As investors, we have largely sought to avoid merchant businesses of all kinds and have generally run a portfolio dominated by natural and legal regulated monopoly energy infrastructure.  We have that choice. We have the choice not to commit capital to a cyclical business with poor returns on capital.  But society needs the products produced by those businesses and policy interventions in markets to change the supply and demand dynamics risk doing more harm than good.  Nonetheless, intervention that does not change the calculus of risk-averse investors like us are unlikely to attract needed capital and therefore unlikely to succeed.  And if new capital is formed how will regulators protect consumers from the moral hazard of over building?  We don’t have all the answers, but we do believe that outcome-driven economic incentives – both in the regulated and unregulated parts of the system – are one method worthy of further consideration.

So, while the editorial and Op-Ed pages are full of criticism and defense of intermittent wind and solar power, remember these businesses are simply taking the tax incentives offered and bidding into wholesale markets that do not require them to offer their electrons 24/7.  And they aren’t the only energy suppliers taking tax incentives.  Early shale producers took tax incentives until shale drilling became profitable.

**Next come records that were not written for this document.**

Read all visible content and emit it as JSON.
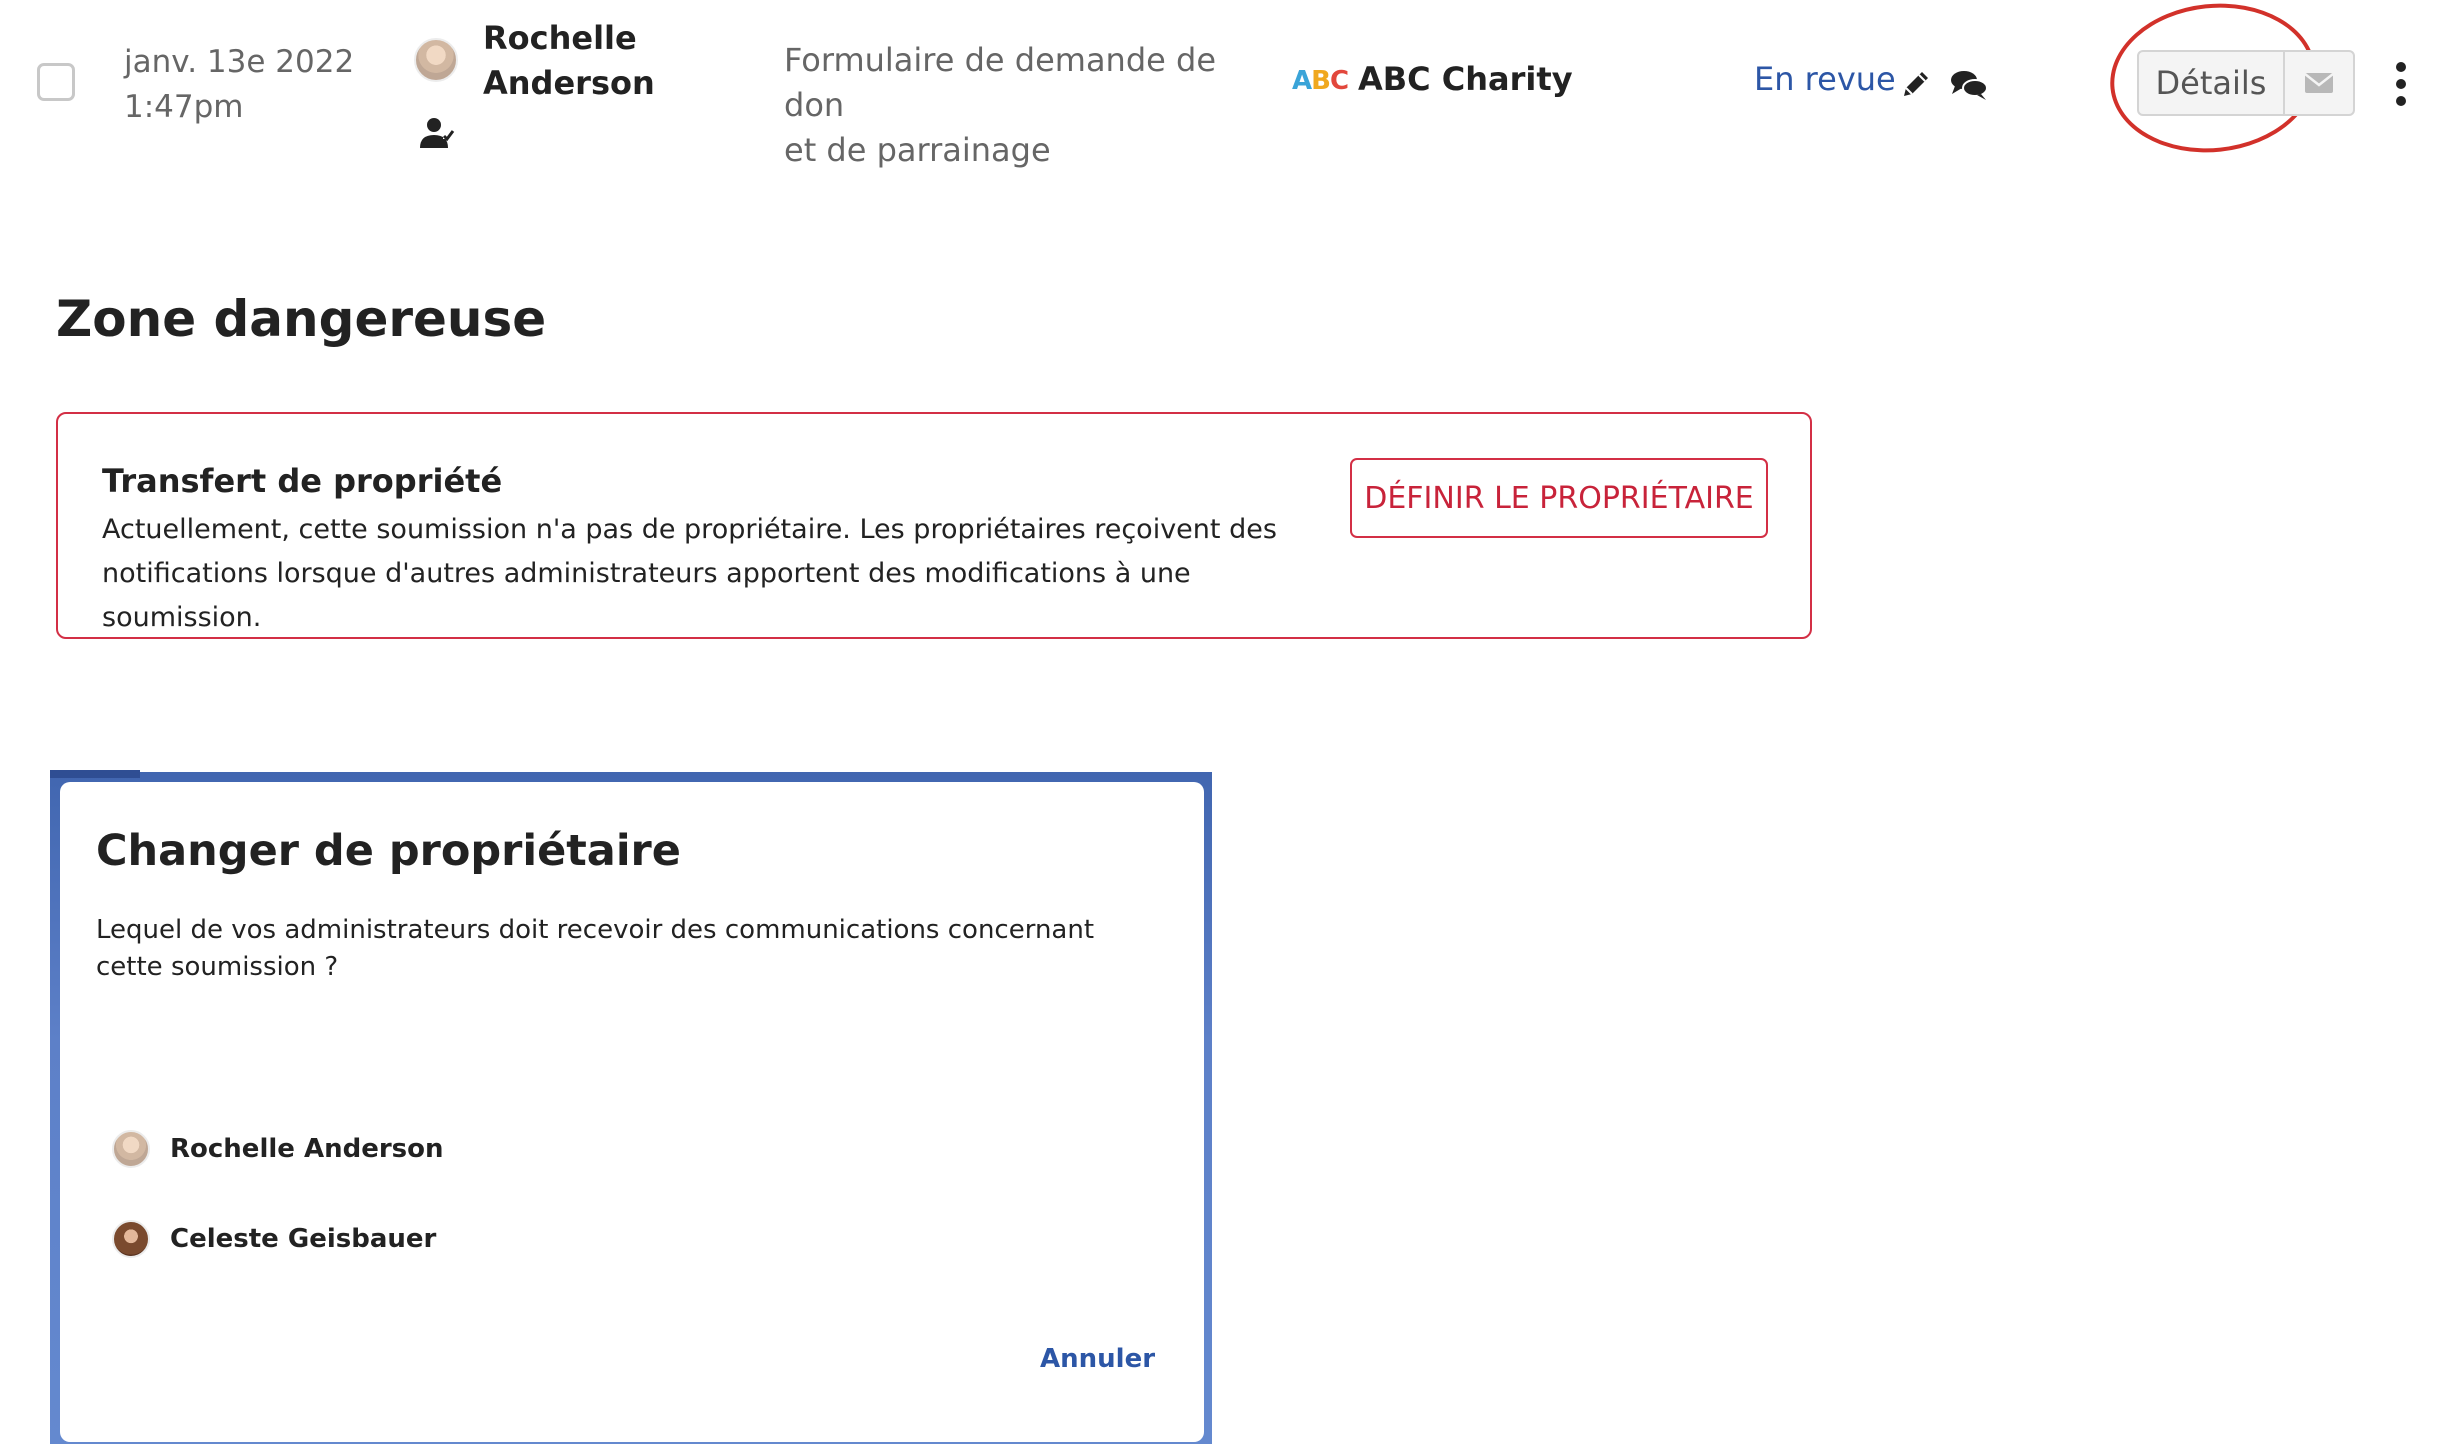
{
  "submission_row": {
    "date_line1": "janv. 13e 2022",
    "date_line2": "1:47pm",
    "applicant_first": "Rochelle",
    "applicant_last": "Anderson",
    "form_line1": "Formulaire de demande de don",
    "form_line2": "et de parrainage",
    "org_logo_letters": [
      "A",
      "B",
      "C"
    ],
    "org_name": "ABC Charity",
    "status": "En revue",
    "details_label": "Détails",
    "icons": [
      "checkbox",
      "avatar",
      "owner-user-icon",
      "pencil-icon",
      "comments-icon",
      "envelope-icon",
      "kebab-menu-icon"
    ],
    "highlight_color": "#d2312a"
  },
  "danger_zone": {
    "title": "Zone dangereuse",
    "card_title": "Transfert de propriété",
    "card_description": "Actuellement, cette soumission n'a pas de propriétaire. Les propriétaires reçoivent des notifications lorsque d'autres administrateurs apportent des modifications à une soumission.",
    "button_label": "DÉFINIR LE PROPRIÉTAIRE",
    "accent_color": "#d32f45"
  },
  "modal": {
    "title": "Changer de propriétaire",
    "question": "Lequel de vos administrateurs doit recevoir des communications concernant cette soumission ?",
    "options": [
      {
        "name": "Rochelle Anderson"
      },
      {
        "name": "Celeste Geisbauer"
      }
    ],
    "cancel_label": "Annuler",
    "link_color": "#2c56a6"
  }
}
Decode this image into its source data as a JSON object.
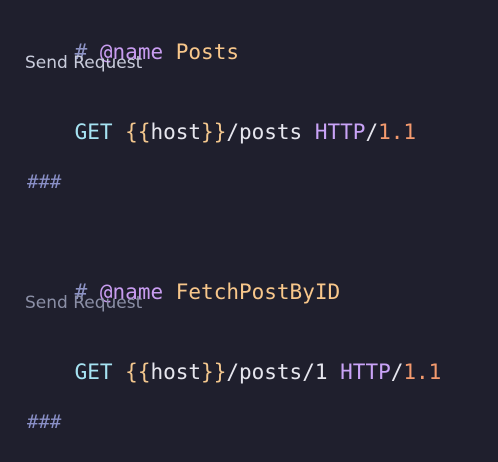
{
  "colors": {
    "background": "#1f1f2d",
    "comment": "#8d93c4",
    "annotation": "#c89cf0",
    "request_name": "#f8c78b",
    "method": "#a6e3f2",
    "template_braces": "#f3c78e",
    "protocol": "#c9a3f7",
    "version": "#f39a6e",
    "codelens": "#c9ccdc",
    "codelens_dim": "#8b8fa6"
  },
  "requests": [
    {
      "comment_hash": "#",
      "annotation": "@name",
      "name": "Posts",
      "codelens": "Send Request",
      "method": "GET",
      "brace_open": "{{",
      "variable": "host",
      "brace_close": "}}",
      "path": "/posts",
      "protocol": "HTTP",
      "protocol_slash": "/",
      "version": "1.1",
      "separator": "###"
    },
    {
      "comment_hash": "#",
      "annotation": "@name",
      "name": "FetchPostByID",
      "codelens": "Send Request",
      "method": "GET",
      "brace_open": "{{",
      "variable": "host",
      "brace_close": "}}",
      "path": "/posts/1",
      "protocol": "HTTP",
      "protocol_slash": "/",
      "version": "1.1",
      "separator": "###"
    }
  ]
}
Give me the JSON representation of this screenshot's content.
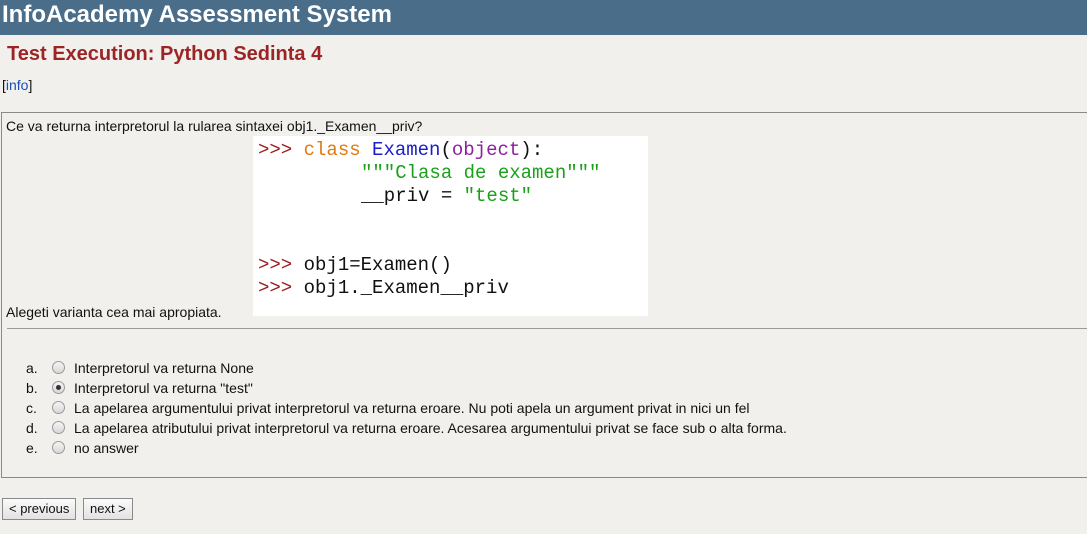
{
  "header": {
    "app_title": "InfoAcademy Assessment System"
  },
  "page": {
    "title": "Test Execution: Python Sedinta 4",
    "info_open": "[",
    "info_link": "info",
    "info_close": "]"
  },
  "question": {
    "text": "Ce va returna interpretorul la rularea sintaxei obj1._Examen__priv?",
    "code": {
      "prompt": ">>>",
      "kw_class": "class",
      "class_name": "Examen",
      "open_paren": "(",
      "base": "object",
      "close": "):",
      "docstring": "\"\"\"Clasa de examen\"\"\"",
      "attr": "__priv = ",
      "attr_value": "\"test\"",
      "stmt1": "obj1=Examen()",
      "stmt2": "obj1._Examen__priv"
    },
    "hint": "Alegeti varianta cea mai apropiata."
  },
  "options": [
    {
      "letter": "a.",
      "label": "Interpretorul va returna None",
      "checked": false
    },
    {
      "letter": "b.",
      "label": "Interpretorul va returna \"test\"",
      "checked": true
    },
    {
      "letter": "c.",
      "label": "La apelarea argumentului privat interpretorul va returna eroare. Nu poti apela un argument privat in nici un fel",
      "checked": false
    },
    {
      "letter": "d.",
      "label": "La apelarea atributului privat interpretorul va returna eroare. Acesarea argumentului privat se face sub o alta forma.",
      "checked": false
    },
    {
      "letter": "e.",
      "label": "no answer",
      "checked": false
    }
  ],
  "nav": {
    "previous_label": "< previous",
    "next_label": "next >"
  }
}
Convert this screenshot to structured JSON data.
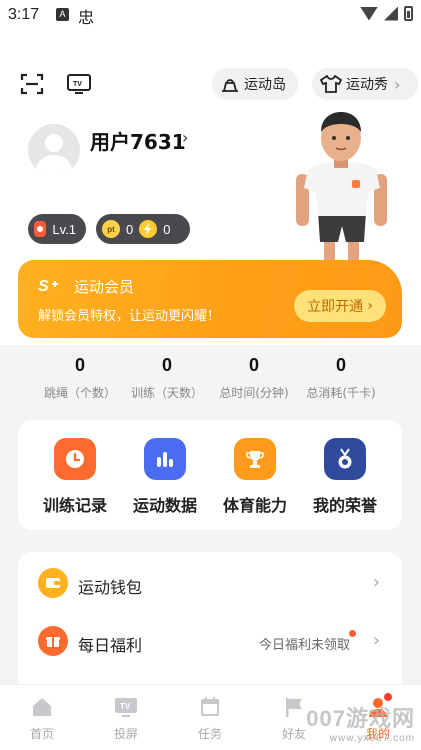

Nuclear power would never have happened without billions of government-funded R&D and is today receiving state-level incentives to keep plants running because they’re not being compensated in the market for the around-the-clock, resilient, and carbon-free power they provide.  And let’s not forget recent attempts to save coal.

Some might argue that all these incentives are the problem, as they create distortions in market signals that ultimately cost consumers even more.  Perhaps, but it is difficult to imagine the shale revolution without the Section 29 tax credits used by Mitchell Energy in the Barnett Shale.  It is difficult to imagine a nuclear power industry without a partnership with the U.S. government. But even if politicians all changed their spots and resisted the temptation of offering tax incentives for those who help fund their campaigns, we would be left with a pure, free market system that still would have little incentive to provide surplus capacity to protect against either the boom-bust business cycle or disruptive events that are always predicted to be few and far between; yet keep happening.

[1] Source:  EIA, Annual Energy Outlook 2011, page 255.
[2] Bloomberg CPI Index.
[3] Source:  EIA, Bloomberg, EIP estimates.
[4] EIP estimates.

The above is Energy Income Partner LLC’s (EIP) opinion and such opinions may change without notice or duty to update. The information is based on data obtained from third party publicly available sources that EIP believes to be reliable, but EIP has not independently verified and cannot warrant the accuracy of such information. References to a particular company or funds are for informational purposes only and are not an offer to purchase or sell or a solicitation to purchase or sell a particular security, company or fund.